A 20h30, quatre filles montent sur scène. Elles jouent sous le nom aussi simple que surprenant de Sexy Truck, et d’emblée, la chanteuse explique franchement d’où elles nous parlent : leur premier titre est I Like Dykes, et c’est là le principal sujet de leurs chansons, l’amour entre femmes. D’où cette référence aux camions et aux camionneuses, pour s’approprier ironiquement les plaisanteries insultantes à leur encontre. Musicalement, on est dans un rock US que l’on imagine bien craché par les autoradios des truckers le long des interstates interminables, avec en bonus, et c’est la tout l’intérêt de la chose, une jolie sensibilité. La voix de la chanteuse est plutôt belle, et a les intonations soul qui vont bien. Mieux encore, les chansons ont de bonnes mélodies, qui les distinguent du tout-venant. On regrettera en revanche un son qui manque d’ampleur, de vigueur, qui reste trop poli. Mais les filles ont l’air de bien s’amuser sur scène, on sent entre elles une jolie complicité, et, reconnaissons-le même si certains diront que ce n’est pas un compliment, une fraicheur qui traduit leur amateurisme. Bref, 35 minutes intéressantes, qui donnent envie de revoir le groupe quand il aura pris un peu de bouteille. Ou quand le camion aura quelques centaines de miles en plus au compteur…

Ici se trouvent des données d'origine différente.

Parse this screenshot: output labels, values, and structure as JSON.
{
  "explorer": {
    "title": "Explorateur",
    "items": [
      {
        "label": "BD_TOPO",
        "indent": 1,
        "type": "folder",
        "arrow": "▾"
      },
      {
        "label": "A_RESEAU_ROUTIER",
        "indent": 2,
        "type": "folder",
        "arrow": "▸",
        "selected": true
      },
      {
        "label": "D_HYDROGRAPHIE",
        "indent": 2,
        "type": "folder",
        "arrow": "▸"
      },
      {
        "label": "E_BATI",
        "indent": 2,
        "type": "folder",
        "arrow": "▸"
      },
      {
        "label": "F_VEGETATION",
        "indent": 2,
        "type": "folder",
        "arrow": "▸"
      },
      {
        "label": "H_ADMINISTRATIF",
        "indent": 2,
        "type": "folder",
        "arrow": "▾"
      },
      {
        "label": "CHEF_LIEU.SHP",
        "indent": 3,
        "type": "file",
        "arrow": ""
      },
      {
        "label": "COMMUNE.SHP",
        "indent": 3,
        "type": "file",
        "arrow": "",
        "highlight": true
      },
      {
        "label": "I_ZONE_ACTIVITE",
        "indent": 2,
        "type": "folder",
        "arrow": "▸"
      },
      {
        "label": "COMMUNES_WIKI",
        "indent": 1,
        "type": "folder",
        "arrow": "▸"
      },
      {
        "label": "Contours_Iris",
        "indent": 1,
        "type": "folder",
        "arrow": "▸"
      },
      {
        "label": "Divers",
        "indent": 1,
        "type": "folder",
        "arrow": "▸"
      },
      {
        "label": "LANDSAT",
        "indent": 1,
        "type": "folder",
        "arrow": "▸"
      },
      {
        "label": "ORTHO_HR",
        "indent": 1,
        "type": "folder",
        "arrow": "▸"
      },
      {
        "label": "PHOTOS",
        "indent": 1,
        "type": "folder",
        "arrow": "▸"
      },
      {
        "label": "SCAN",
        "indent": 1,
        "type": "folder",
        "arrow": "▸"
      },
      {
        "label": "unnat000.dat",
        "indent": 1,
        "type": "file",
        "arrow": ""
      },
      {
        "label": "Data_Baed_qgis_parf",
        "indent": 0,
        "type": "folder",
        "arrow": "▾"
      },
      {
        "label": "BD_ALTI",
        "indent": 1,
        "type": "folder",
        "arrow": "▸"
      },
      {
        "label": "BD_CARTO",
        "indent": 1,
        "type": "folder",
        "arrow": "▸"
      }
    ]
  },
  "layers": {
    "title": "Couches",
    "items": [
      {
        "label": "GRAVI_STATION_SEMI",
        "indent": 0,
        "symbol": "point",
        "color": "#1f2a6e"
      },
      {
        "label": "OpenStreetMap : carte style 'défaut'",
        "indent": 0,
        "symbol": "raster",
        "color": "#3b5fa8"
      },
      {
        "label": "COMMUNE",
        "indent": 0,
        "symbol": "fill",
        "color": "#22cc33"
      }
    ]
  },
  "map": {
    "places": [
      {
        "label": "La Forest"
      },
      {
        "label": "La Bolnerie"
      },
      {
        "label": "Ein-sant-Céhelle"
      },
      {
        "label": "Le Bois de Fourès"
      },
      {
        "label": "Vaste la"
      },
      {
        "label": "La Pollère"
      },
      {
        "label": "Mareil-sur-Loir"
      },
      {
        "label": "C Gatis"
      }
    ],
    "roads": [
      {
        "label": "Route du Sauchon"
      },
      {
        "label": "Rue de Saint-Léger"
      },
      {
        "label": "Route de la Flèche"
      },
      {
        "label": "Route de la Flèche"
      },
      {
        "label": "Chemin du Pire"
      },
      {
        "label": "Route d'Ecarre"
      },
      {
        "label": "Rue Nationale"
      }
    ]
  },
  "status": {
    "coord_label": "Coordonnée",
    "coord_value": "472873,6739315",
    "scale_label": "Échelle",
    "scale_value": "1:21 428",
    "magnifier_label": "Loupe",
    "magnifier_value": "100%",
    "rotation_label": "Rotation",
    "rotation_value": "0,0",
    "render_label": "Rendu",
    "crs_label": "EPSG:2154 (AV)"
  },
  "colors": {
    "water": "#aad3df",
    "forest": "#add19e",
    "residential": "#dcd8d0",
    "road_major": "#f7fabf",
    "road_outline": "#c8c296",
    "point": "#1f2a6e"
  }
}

21h30 : L’intérêt de réunir sept musiciens qui forment deux groupes distincts, en leur conservant leurs rôles de départ, c’est évidemment que ça crée un sacré monstre : deux batteries (toujours bien, ça, deux batteries, regardez les exemples de Osees et de King Gizzard, entre autres), trois guitares, en plus de la basse – dont on va reparler – et des claviers, ça peut dépoter sévèrement. Mais l’arrivée sur scène de tous les membres de Komodrag and the Mounodor se fait progressivement, avec abord Camille qui s’installe à l’orgue (Hammond bien sûr), avec ses impressionnantes rouflaquettes et son air malicieux, pour lancer la bacchanale : « Are You Ready for the Boogie ? » qu’il ose nous demander ! Non, mais à qui croit-il avoir affaire ? Dans la salle, maintenant bien remplie (complète ? on l’espère), tout le monde est prêt pour la tornade qui va s’abattre sur la bonne ville de Saint-Germain, qui sommeille dans son habituelle torpeur bourgeoise. Dès ce démarrage mi-gospel mi-glam, transpercé des premiers solos de guitare qui déchirent, les choses sont claires, ce soir, ça va être de la PURE FOLIE. Ça ne fait même pas deux minutes que ça a commencé, et tout le monde est déjà à fond, sur scène comme dans la salle, même si on en voit autour de nous qui ouvrent encore de gros yeux ronds, en se demandant ce qui leur arrive.
Et l’infernal Born In the Valley va laminer toute résistance : une magnifique pièce de heavy rock avec son refrain glam qui fait lever les poings et hurler en chœur, toute honte bue, « Born In the Valley !! Born In the Valley !! » Et c’est là que l’on remarque le son très particulier de la basse, sèche et saturée, un son qui n’était pas aussi notable sur l’album : pendant qu’il hurle comme un forcené, Goudzou s’impose comme le front man le plus infernal d’un groupe qui en compte pourtant plusieurs. Ses mimiques diaboliques, ses poses outrées, son chant perçant, et sa basse qui tue, font de lui une attraction étonnante, au sein d’une troupe où chacun va jouer son rôle, selon ses goûts et sa personnalité.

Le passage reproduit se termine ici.